Secondo la definizione proposta dal genetista tedesco R. Goldschmidt (nel 1915 coniò il termine intersexualität), l’ntersessualità è ben distinta dal ginandromorfismo: in questo (che si verifica specialmente negli insetti) l’individuo è formato da un mosaico di parti aventi corredo cromosomico maschile e, rispettivamente, femminile. Nella intersessualità, invece, tutte le cellule del corpo hanno il corredo cromosomico di un sesso, ma durante lo sviluppo avviene un’inversione per cui l’individuo, che aveva incominciato a svilupparsi come maschio, continua il suo sviluppo nel sesso femminile e viceversa. L’intersessualità è determinata da cause genetiche o fisiologiche (fenotipiche). Le cause genetiche sono dovute a squilibrio fra i geni determinatori della mascolinità e della femminilità.
Pertanto, il tema dibattuto con ansie eccessive, inopportune partigianerie e approcci ponziopilateschi va ricondotto al più ampio contesto delle controverse problematiche dell'identità, delle espressioni di genere e degli orientamenti sessuali, sapendo scientificamente che la persona intersessuale è nata con caratteri sessuali che non rientrano nelle tipiche nozioni binarie del corpo maschile o femminile. Inoltre, in realtà esistono diverse forme di intersessualità che possono comprendere variazioni fisiche rispetto ai genitali, alle gonadi, ai marker genetici, agli ormoni, ai cromosomi, agli organi riproduttivi e a tutto l'aspetto somatico del genere sessuale di una persona.

Questo a conferma che il “genere” è un modello di componenti comportamentali, espressive, di ruolo, e di aspettative di natura sociale a cui si può sentire di appartenere e che, conseguentemente, l'identità di genere corrisponde al senso di appartenenza di una persona a uno o più generi, indipendentemente dal suo modo di esprimerlo o esprimerli.

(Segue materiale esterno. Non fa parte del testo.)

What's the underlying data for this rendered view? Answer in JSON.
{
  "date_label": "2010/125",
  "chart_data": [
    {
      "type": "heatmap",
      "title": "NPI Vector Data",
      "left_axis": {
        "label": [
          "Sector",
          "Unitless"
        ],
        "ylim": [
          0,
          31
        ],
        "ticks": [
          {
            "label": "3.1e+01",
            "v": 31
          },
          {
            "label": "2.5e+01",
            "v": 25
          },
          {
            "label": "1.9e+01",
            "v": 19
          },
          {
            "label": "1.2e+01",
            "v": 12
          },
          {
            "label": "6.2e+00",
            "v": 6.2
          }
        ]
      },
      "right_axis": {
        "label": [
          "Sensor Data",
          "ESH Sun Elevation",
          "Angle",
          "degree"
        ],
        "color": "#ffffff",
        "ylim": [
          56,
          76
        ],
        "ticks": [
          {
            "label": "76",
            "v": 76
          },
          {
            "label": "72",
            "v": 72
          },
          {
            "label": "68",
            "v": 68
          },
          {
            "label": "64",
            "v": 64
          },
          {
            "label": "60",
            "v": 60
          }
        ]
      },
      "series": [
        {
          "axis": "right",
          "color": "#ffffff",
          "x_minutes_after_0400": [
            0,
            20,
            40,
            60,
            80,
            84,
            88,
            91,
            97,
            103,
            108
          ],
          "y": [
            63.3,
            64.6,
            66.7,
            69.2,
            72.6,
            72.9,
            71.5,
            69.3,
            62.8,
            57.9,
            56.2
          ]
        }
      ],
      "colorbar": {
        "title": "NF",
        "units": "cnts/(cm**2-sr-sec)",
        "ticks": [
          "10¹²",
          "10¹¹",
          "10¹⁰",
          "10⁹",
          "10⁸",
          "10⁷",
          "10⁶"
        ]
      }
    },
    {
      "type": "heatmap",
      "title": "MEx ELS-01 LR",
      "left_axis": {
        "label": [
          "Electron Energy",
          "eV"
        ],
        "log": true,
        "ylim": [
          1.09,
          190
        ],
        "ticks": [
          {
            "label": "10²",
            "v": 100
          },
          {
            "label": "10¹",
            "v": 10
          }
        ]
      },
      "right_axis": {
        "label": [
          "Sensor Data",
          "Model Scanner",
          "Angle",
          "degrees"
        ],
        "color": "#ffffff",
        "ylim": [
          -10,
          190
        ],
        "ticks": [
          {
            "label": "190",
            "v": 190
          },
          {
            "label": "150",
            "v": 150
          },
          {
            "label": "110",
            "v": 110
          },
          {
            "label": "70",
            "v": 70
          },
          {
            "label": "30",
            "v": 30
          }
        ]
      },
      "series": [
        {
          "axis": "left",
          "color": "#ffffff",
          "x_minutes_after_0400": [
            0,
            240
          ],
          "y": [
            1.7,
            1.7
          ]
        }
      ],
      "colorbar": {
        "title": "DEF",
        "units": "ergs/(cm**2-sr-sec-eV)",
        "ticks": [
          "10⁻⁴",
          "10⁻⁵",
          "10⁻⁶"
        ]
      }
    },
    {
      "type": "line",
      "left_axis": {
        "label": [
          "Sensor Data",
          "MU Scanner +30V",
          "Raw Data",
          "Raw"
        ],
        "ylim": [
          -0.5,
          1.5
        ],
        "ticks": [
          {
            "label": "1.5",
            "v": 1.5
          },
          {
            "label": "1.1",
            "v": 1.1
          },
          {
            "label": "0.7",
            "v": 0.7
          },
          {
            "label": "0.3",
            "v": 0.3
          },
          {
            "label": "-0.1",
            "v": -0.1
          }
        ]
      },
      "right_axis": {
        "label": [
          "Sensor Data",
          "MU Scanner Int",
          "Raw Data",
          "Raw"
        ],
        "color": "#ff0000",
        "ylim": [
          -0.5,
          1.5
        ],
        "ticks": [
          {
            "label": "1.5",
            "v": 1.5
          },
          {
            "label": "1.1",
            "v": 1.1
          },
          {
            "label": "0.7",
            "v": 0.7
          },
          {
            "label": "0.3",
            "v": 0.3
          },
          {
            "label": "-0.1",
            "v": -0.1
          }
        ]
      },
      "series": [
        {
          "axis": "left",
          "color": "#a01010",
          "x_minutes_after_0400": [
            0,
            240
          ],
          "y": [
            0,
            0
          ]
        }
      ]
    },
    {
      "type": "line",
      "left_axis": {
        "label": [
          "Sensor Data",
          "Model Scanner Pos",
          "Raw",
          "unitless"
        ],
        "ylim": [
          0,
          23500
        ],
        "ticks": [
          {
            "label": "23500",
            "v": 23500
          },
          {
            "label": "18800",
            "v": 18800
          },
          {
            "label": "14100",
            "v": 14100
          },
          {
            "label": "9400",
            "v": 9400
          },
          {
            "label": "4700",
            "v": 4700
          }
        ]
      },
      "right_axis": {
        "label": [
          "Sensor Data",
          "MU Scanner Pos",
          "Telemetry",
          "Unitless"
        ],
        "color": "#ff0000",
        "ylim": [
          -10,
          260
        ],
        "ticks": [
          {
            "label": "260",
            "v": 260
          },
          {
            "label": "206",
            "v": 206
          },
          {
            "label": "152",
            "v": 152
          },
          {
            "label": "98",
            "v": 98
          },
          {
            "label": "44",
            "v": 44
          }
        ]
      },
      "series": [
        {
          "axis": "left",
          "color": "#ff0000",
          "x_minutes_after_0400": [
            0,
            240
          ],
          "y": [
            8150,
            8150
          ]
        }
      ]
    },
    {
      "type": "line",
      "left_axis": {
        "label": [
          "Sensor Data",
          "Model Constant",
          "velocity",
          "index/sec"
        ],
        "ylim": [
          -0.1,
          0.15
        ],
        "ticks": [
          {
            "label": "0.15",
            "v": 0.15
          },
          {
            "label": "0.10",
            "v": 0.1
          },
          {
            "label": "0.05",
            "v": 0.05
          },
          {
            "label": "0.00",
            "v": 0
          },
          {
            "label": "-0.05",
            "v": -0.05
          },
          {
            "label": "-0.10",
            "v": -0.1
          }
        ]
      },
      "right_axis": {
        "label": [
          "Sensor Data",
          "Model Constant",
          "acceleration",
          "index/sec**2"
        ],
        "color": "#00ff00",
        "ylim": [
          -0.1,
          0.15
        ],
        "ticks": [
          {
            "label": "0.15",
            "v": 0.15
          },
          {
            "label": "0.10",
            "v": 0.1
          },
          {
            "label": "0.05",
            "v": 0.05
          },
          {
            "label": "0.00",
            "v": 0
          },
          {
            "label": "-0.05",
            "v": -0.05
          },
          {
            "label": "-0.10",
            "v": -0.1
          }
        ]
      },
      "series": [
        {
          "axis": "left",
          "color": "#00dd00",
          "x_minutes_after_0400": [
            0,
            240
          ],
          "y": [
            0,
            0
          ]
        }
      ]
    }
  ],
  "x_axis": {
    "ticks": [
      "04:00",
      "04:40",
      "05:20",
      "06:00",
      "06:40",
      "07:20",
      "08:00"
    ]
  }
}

In questo contesto non c'è alcun dubbio che possa susssistere.
Altro aspetto è la gestione “politico-culturale” – non solo in campo sportivo – delle “diversità” che non vuol significare “ambiguità”.
È in questa palese inadeguatezza che bisogna investire capacità d'analisi e di comunicazione culturale per aprire spazi di consapevolezza, evitando di “spettacolarizzare” ciò che è già noto attivando, inopportunamente, il consueto tritacarne mediatico.
02/08/2024                                                         Prof. Giovanni Dursi
 
 
 
Note:
1 - Adolfo Levi, Verità ed errore. Il Problema dell’errore nella storia della filosofia. Dai Presocratici ai contemporanei, Edizioni Victrix, 2016. Giulio Gioriello e Pino Donghi, Errore, il Mulino, 2019.
2 - Antonio Banfi (Vimercate 30 settembre 1886 – Milano 20 luglio 1957), laureatosi a Milano in Lettere (1908, con Francesco Novati) e in Filosofia (1910, con Piero Martinetti), dopo un breve soggiorno in Germania, insegna nei Licei fino al 1931, poi nelle Università di Firenze, Genova e Milano. Tramite un fecondo dialogo con il trascendentalismo kantiano e con la fenomenologia husserliana, elabora un innovativo razionalismo critico, in grado di storicizzare Kant senza hegelianizzarlo, utilizzando anche il relativismo simmeliano, onde indagare l’infinita ricchezza della vita e della cultura. Considerato il «Cassirer italiano», negli anni Trenta formò la “scuola di Milano”, entro la quale la sua lezione, nutrita del dibattito europeo, avviò i suoi allievi a perseguire le inquietudini dei loro propri dèmoni, come emerge anche dalla sua rivista «Studi filosofici» (1940-1944 e 1946-1949). Tra le sue opere principali: Principi di una teoria della ragione (1926), Pestalozzi (1929), Socrate (1943), Galileo Galilei (1949), L’uomo copernicano (1950), La ricerca della realtà (1959, 2 voll., postumo), Esegesi e letture kantiane (1969, 2 voll., postumo) e il fondamentale saggio Sui principi di una filosofia della morale (1934).
3 - G. Galilei, Lettera a madama Cristina di Lorena, in Opere, a cura di F. Flora, Milano-Napoli, Ricciardi, 1953, pagine 1013-1015.